Under Florida law, criminal cases expunged by court order require state prosecutors and arresting agencies to remove all mention of the prosecution from their files.
To qualify for expunging, a judge must have withheld a final adjudication of guilt. It’s unclear whether that occurred in Accardi’s case because of the lack of a court record.
In the initial interview with the Journal, Accardi said his case was expunged, but in a follow-up interview he said he wasn’t sure whether it was expunged.
The Orlando newspaper in an editorial decried the practice in 2007, noting about 10,000 people had their criminal cases expunged in the year prior. The issue came before the Florida Supreme Court but the practice continues today.
When the first of the two homes Accardi operates in Albuquerque opened in 2008, a friend and associate of Accardi’s, Michael Gatti, was the primary spokesman for their newly formed company, New Life Assisted Living LLC.
Gatti, Accardi and a third partner were listed as owners.

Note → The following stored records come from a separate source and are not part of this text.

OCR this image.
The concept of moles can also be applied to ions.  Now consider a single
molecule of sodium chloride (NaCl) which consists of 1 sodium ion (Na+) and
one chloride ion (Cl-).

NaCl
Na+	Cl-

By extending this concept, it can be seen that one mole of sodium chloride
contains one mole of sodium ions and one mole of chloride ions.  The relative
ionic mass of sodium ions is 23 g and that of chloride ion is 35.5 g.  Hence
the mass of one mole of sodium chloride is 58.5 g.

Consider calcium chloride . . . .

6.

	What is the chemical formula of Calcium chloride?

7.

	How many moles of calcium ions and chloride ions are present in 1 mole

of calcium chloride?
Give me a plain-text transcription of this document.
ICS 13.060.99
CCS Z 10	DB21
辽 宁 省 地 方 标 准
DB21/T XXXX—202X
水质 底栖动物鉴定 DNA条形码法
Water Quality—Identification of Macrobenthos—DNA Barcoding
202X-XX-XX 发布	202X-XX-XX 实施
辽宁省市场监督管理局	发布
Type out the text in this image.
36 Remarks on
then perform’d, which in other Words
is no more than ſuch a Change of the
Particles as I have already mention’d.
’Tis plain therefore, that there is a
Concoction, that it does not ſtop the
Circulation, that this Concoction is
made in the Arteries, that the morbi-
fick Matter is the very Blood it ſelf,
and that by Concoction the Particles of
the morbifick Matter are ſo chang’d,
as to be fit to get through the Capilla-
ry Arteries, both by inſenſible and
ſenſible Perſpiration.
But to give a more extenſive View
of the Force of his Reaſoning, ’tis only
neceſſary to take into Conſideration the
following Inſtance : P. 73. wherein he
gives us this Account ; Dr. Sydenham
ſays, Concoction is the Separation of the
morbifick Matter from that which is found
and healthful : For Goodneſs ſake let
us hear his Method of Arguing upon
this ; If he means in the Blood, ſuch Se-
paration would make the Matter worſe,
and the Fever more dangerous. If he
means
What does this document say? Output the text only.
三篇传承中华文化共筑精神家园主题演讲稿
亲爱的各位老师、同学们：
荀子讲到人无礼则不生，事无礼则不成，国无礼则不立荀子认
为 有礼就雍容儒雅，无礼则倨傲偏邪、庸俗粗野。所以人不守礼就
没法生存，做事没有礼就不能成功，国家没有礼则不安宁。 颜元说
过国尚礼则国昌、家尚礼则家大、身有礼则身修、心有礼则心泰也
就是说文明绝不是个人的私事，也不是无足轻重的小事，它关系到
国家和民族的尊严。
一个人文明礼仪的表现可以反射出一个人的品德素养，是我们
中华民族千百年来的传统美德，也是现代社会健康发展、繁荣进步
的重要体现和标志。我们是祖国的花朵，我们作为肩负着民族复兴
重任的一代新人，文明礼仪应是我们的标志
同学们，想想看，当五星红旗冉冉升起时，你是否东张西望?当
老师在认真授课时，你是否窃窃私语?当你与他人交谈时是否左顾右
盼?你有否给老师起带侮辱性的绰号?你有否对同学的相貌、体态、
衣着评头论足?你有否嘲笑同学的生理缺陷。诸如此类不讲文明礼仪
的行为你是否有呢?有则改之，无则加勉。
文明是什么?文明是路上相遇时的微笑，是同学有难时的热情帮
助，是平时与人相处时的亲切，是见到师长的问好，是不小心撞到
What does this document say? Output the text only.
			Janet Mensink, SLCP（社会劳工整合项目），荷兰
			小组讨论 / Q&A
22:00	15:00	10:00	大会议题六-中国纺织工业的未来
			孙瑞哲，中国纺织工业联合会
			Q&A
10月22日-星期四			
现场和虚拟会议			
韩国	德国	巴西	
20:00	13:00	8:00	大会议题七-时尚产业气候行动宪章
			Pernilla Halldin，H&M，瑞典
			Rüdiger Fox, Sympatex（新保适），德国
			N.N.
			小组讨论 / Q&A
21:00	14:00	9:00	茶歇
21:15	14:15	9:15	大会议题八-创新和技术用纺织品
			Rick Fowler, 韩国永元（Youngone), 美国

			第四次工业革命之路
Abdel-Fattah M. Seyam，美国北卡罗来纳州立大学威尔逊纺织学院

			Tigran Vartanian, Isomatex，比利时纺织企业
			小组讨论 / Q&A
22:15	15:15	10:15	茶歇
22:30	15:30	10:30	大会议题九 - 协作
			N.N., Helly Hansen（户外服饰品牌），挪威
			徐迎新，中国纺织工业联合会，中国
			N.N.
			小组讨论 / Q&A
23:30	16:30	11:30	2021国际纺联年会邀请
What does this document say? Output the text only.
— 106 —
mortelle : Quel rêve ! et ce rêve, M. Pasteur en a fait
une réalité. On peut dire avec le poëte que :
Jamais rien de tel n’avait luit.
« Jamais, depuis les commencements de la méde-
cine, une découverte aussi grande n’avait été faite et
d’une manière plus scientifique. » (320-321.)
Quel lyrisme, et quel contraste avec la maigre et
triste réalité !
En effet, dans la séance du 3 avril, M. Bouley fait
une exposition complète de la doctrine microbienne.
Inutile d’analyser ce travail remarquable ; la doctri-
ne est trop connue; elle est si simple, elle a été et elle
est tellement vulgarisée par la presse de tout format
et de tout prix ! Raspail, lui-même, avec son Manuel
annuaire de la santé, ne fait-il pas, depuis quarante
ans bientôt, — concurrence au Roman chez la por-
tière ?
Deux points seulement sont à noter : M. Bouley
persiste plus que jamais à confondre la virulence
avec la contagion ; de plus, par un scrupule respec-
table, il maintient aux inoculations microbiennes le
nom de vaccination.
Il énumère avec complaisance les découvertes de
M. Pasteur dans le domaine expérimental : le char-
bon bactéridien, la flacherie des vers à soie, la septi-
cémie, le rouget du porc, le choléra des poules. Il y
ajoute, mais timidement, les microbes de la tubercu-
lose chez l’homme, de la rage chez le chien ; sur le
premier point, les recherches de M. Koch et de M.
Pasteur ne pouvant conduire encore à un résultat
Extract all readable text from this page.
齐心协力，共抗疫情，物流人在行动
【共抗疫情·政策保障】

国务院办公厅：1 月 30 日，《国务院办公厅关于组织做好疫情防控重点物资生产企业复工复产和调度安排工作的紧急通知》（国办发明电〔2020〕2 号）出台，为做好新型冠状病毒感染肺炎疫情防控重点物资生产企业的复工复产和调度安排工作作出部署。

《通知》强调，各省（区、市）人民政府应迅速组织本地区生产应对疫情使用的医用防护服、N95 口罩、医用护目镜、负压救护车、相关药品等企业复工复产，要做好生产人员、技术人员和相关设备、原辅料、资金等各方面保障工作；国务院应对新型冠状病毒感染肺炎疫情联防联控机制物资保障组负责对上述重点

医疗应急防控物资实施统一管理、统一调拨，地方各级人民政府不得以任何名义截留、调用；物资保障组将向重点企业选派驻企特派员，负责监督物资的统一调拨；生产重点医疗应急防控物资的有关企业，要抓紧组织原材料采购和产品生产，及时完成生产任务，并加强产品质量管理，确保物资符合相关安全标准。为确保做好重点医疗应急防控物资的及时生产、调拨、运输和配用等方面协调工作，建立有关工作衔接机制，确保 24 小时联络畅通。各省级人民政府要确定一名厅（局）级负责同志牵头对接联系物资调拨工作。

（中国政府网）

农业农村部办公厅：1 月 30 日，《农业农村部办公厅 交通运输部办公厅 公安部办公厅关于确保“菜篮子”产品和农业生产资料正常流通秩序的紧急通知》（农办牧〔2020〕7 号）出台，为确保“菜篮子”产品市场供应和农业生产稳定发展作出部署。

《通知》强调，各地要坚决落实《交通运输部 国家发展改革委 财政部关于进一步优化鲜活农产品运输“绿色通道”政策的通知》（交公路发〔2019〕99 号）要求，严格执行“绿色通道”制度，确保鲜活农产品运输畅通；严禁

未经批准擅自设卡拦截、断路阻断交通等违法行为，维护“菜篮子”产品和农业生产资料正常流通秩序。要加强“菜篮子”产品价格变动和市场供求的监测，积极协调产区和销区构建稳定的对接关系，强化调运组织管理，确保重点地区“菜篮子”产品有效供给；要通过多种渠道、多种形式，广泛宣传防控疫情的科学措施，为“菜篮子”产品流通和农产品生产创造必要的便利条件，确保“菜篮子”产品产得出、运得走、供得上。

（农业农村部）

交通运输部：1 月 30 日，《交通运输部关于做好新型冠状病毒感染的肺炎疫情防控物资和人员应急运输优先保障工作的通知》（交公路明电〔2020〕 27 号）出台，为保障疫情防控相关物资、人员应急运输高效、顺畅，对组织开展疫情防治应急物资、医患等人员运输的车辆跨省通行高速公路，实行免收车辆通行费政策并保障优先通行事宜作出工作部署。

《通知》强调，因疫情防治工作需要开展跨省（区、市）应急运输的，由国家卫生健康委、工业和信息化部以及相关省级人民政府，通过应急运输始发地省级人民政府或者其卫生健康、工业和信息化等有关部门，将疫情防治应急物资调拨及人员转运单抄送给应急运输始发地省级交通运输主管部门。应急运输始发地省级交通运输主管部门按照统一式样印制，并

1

In license applications filed between 2008 and 2011, Gatti also attested to being the on-site director or operator, who under state law is to be responsible for the day-to-day operations.
But a DOH inquiry based on a complaint received in March 2012 found that Gatti was usually at the Persimmon facility only once a month. Prior license applications show he gave a local address but listed a Washington, D.C., area phone number for his contact information.
Gatti was also not the person whom two New Life employees identified as the “supervisor and administrator of daily operations,” at the Persimmon home, according to a 2012 survey report by the DOH.
To correct the matter, Accardi applied as the administrator of New Life in 2012 and now signs off on the license renewals. On earlier applications, his name only appeared as a co-owner. He told the Journal he served as marketing director.
Accardi told the Journal recently that he became the on-site administrator in 2012 after the legal requirements changed.
The law was amended two years earlier in 2010, according to a DOH spokesman, requiring that the person responsible for day-to-day operations also be a full-time administrator.
Gatti didn’t respond to Journal phone and email requests for comment.
But in a February 2007 open letter reviewed by the Journal, Gatti described the New Life home on Persimmon.
In the letter, he noted “a shortage of assisted living facilities in Albuquerque” and said the owners’ goal was “to provide an upscale environment with the level of care people need to live happy, healthy lives.”
Gatti’s letter introduced Accardi by saying he “has nearly 20 years in the health care field from medical sales to senior care. Vince ran his own chain of 10 assisted living homes before selling it 5 years ago to follow his dream of helping athletes in track and field achieve what is many of their lifelong dreams of going to the Olympics.”
Accardi told the Journal he came to Albuquerque to see the International Balloon Fiesta.
“And I just fell in love and I’m a snowboarder and I like New Mexico.”